In physics, the Schrödinger picture is a formulation of quantum mechanics in which the state vectors evolve in time, but the operators (observables and others) are constant. This differs from the Heisenberg picture which keeps the states constant while the observables evolve in time. The two models are related as active and passive transformations and have the same measurement statistics.

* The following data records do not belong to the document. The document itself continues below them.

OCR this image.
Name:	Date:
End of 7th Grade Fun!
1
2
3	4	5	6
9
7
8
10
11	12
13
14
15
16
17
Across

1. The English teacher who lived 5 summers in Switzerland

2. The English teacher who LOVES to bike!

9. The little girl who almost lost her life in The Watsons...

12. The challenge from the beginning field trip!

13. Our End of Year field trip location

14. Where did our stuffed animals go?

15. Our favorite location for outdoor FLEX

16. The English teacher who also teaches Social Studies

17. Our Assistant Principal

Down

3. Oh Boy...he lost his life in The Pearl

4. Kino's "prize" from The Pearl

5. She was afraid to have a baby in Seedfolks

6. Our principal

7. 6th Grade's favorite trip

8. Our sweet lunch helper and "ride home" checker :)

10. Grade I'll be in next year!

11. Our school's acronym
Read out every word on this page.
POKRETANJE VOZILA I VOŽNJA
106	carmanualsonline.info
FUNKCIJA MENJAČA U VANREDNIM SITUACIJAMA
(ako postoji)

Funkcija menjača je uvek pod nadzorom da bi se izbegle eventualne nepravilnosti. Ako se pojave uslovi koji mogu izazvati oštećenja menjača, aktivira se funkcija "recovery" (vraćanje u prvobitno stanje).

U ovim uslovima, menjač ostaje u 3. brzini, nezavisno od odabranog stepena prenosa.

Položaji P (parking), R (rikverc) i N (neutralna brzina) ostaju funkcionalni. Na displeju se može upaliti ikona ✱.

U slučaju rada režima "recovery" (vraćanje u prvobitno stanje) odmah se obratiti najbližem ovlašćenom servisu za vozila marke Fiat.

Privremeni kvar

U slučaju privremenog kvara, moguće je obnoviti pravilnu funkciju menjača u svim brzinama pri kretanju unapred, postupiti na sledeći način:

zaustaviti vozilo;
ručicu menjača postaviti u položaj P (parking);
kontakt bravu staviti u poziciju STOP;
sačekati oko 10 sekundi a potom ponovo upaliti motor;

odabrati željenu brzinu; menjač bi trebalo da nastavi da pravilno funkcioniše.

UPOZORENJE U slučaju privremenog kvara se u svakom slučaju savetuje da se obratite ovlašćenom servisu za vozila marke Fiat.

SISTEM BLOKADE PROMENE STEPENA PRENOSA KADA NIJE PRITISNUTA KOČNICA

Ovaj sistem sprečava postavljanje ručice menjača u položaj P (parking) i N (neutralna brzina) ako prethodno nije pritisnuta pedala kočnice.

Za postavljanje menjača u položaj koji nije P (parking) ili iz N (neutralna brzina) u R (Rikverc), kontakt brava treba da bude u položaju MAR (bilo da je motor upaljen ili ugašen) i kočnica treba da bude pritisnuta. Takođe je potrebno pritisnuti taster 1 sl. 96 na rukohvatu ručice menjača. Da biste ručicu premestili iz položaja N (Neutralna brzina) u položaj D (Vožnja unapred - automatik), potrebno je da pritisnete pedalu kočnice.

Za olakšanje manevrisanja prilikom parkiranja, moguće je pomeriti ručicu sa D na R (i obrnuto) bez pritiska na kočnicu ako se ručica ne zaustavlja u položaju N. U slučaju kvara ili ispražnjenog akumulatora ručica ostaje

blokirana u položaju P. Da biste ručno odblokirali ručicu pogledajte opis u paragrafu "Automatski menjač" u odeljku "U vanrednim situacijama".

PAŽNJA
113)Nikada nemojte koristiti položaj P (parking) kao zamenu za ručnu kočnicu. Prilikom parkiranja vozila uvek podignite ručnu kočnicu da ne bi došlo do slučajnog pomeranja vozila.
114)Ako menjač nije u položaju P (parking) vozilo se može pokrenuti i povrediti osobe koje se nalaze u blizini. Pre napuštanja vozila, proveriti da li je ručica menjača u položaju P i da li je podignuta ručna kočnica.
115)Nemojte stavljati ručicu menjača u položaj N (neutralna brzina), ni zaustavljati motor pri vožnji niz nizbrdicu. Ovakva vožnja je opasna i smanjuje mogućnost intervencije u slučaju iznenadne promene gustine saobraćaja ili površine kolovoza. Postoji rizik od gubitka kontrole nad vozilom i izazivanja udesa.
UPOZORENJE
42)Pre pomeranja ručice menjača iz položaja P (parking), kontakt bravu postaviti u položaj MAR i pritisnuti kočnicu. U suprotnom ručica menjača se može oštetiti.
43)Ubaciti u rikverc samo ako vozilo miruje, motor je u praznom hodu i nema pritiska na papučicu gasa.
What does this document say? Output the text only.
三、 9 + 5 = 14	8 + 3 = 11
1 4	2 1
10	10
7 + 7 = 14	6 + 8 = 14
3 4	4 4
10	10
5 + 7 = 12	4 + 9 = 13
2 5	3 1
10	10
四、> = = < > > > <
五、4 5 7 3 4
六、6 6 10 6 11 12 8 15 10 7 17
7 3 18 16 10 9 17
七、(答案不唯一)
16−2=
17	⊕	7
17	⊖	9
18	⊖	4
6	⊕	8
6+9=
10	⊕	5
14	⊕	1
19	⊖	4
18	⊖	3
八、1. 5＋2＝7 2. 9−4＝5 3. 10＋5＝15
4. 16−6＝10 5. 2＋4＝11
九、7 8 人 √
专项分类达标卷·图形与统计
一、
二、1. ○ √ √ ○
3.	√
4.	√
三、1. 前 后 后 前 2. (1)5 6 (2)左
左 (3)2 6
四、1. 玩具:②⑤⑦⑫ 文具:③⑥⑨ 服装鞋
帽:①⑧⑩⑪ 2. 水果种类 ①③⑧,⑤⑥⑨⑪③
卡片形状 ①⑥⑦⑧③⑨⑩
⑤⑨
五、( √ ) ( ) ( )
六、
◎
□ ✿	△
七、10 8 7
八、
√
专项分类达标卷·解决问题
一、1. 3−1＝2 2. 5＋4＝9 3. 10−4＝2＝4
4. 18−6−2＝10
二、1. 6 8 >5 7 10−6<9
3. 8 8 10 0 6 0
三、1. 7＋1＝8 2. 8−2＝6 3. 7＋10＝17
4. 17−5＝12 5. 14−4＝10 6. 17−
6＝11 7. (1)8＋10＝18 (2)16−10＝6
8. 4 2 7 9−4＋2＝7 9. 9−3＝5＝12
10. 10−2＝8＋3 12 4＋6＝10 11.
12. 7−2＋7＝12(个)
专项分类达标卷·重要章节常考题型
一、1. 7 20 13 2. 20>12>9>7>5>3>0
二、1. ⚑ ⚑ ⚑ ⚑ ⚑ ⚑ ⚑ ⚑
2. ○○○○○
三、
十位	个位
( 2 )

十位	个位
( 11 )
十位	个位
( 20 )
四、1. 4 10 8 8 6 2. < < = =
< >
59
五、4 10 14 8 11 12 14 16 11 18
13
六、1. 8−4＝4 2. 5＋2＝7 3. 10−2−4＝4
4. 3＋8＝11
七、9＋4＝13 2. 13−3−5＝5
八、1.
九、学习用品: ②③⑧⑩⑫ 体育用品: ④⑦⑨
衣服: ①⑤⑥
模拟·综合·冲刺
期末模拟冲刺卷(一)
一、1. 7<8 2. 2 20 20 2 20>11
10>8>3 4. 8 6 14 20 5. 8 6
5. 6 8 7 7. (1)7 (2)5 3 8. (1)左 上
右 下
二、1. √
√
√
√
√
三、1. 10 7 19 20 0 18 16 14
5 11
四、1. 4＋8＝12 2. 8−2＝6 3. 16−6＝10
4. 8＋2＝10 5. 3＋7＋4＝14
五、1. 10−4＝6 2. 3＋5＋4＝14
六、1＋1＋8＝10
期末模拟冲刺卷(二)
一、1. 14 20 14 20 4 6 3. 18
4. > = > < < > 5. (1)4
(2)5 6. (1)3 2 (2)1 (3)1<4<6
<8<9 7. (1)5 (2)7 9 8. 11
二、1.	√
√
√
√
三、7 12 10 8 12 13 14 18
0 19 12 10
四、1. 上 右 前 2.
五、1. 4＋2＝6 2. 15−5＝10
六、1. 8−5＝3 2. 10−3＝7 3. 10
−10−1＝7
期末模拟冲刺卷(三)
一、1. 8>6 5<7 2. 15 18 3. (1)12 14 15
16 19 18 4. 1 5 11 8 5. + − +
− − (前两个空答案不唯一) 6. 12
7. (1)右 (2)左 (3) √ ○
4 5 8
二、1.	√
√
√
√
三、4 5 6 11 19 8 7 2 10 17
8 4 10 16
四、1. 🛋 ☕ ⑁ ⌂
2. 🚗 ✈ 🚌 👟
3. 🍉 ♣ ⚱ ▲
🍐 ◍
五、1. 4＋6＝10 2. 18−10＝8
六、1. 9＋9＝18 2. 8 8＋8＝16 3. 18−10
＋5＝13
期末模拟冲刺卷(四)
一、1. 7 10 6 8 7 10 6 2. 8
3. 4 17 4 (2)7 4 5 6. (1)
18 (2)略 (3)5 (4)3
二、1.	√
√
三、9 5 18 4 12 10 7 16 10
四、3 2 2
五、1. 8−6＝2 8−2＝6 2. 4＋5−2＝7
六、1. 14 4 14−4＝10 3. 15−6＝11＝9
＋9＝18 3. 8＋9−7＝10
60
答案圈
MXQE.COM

A state function is a linear combination, or a superposition, of eigenstates. In the Schrödinger picture, the state of a system evolves with time. The evolution for a closed quantum system is brought about by a unitary operator called the time evolution operator.

Contents

The time evolution operator

Definition

The time evolution operator U(t,t0) is defined as:

 | \psi(t) \rangle = U(t,t_0) | \psi(t_0) \rangle

That is, this operator when acting on the state ket at t0 gives the state ket at a later time t. For bras, we have:

 \langle \psi(t) | = \langle \psi(t_0) |U^{\dagger}(t,t_0)

Properties

Property 1

The time evolution operator must be unitary. This is because we demand that the norm of the state ket must not change with time. That is,

 \langle \psi(t)| \psi(t) \rangle = \langle \psi(t_0)|U^{\dagger}(t,t_0)U(t,t_0)| \psi(t_0) \rangle  = \langle \psi(t_0) | \psi(t_0) \rangle

Therefore,

 U^{\dagger}(t,t_0)U(t,t_0)=I.

Property 2

Clearly U(t0,t0) = I, the Identity operator. As:

 | \psi(t_0) \rangle = U(t_0,t_0) | \psi(t_0) \rangle

Property 3

Also time evolution from t0 to t may be viewed as time evolution from t0 to an intermediate time t1 and from t1 to the final time t. Therefore:

U(t,t_0) = U(t,t_1)U(t_1,t_0)\!

Differential equation for time evolution operator

We drop the t0 index in the time evolution operator with the convention that t0 = 0 and write it as U(t). The Schrödinger equation can be written as:

 i \hbar {d \over dt} U(t) | \psi_e (0) \rangle = H U(t)| \psi_e (0)\rangle

Here H is the Hamiltonian for the system. As |\psi(0)\rangle is a constant ket (the state ket at t = 0), we see that the time evolution operator obeys the Schrödinger equation: i.e.

 i \hbar {d \over dt} U(t) = H U(t)

If the Hamiltonian is independent of time, the solution to the above equation is:

 U(t) = e^{-iHt / \hbar}.

Where we have also used the fact that at t = 0, U(t) must reduce to the identity operator. Therefore we get:

| \psi(t) \rangle = e^{-iHt / \hbar} | \psi(0) \rangle \, .

Note that |\psi(0)\rangle is an arbitrary ket. However, if the initial ket is an eigenstate of the Hamiltonian, with eigenvalue E, we get:

| \psi(t) \rangle = e^{-iEt / \hbar} | \psi(0) \rangle \, .

Thus we see that the eigenstates of the Hamiltonian are stationary states, they only pick up an overall phase factor as they evolve with time. If the Hamiltonian is dependent on time, but the Hamiltonians at different times commute, then the time evolution operator can be written as:

 U(t) = T\exp\left({-\frac{i}{\hbar} \int_0^t H(t^')\, dt^'}\right) \, .

where T is time-ordering operator

The alternative to the Schrödinger picture is to switch to a rotating reference frame, which is itself being rotated by the propagator. Since the undulatory rotation is now being assumed by the reference frame itself, an undisturbed state function appears to be truly static. This is the Heisenberg picture.